Lady Merry の日記

Yahooブログから引っ越してきました。

13.朱武、宋公明に告白する

 
とりあえず、テーブルやら椅子やら、場を片づけてから、
宋公明は、相変わらず目は笑わないまま、
一人高笑いを続けながら、話を続ける。
本当に今日は愉快なのだろう。
 「まぁ、今日は本当に、飲んで食べて帰ってもらって構わないから、
 今後もよろしく頼むよ、朱武君に李袞先生・・・!」
李袞は苦笑いを浮かべて、宋公明に対応するが、
朱武は無表情のままだ。
頭をぶったたかれて、痛いわけでも、
担がれたことに不機嫌になってるわけでもない。
彼がここに来る前に感じていた危惧・・・。
それを警戒しているだけなのだ・・・。
そしてそれは・・・。

 「いえ宋先生、
 やっぱりさっきの話はなかった事にしてください、これからも。

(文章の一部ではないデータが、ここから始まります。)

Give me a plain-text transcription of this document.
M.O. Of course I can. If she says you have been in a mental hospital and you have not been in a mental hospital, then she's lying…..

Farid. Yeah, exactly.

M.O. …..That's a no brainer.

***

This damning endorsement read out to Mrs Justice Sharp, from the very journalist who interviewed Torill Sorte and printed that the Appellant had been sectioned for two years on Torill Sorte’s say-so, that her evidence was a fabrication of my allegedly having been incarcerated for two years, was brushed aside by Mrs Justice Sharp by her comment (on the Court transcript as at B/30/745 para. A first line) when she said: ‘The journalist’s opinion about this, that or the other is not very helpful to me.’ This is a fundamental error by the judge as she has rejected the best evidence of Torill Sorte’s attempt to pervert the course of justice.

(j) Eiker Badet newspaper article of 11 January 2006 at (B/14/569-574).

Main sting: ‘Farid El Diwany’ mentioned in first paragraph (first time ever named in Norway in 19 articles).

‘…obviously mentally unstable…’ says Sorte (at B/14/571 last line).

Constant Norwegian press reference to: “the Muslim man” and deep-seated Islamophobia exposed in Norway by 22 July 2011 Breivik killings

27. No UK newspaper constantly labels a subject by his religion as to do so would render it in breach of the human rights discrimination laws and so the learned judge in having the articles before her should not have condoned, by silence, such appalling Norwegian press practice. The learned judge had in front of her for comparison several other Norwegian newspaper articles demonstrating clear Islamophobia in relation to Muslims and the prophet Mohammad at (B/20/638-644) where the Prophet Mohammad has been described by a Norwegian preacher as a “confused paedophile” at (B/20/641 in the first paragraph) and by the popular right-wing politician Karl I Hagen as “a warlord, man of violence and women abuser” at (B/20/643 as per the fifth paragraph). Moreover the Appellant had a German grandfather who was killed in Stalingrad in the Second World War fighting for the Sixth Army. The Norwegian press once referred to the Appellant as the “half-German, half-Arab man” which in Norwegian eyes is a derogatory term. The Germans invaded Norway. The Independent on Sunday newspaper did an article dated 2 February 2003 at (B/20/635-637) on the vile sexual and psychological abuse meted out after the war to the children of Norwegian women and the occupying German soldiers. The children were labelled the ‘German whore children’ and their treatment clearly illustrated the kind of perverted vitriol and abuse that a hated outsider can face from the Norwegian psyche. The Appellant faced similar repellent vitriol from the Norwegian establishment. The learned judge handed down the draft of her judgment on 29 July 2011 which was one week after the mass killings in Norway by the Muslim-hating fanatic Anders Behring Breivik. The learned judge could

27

」
また話を蒸し返すのか?
李袞が朱武を一喝しようとする前に、
朱武はその先の話を続けた。
 「訳を言います、宋先生、
 オレは命を狙われています。
 あなたに近づくと、あなたの命も危険になります。」
いきなりの話題の展開に宋公明は二の句が出ない。
だが、全てを察している李袞が朱武をたしなめた。
 「その話はやめろ、朱武!
 まだお前は!!」
 「でも李袞先生、
 話が大きくなってからでは手遅れだ。
 今のうちに摘める話は摘んでおかないと・・・。」
ほんの数秒の間の後、
宋公明の形相が変化した・・・。
口元は小さく閉じられ、眉も平たんに・・・、
そこにはクールで理知的な政治家・宋公明の本当の顔が現れたのである。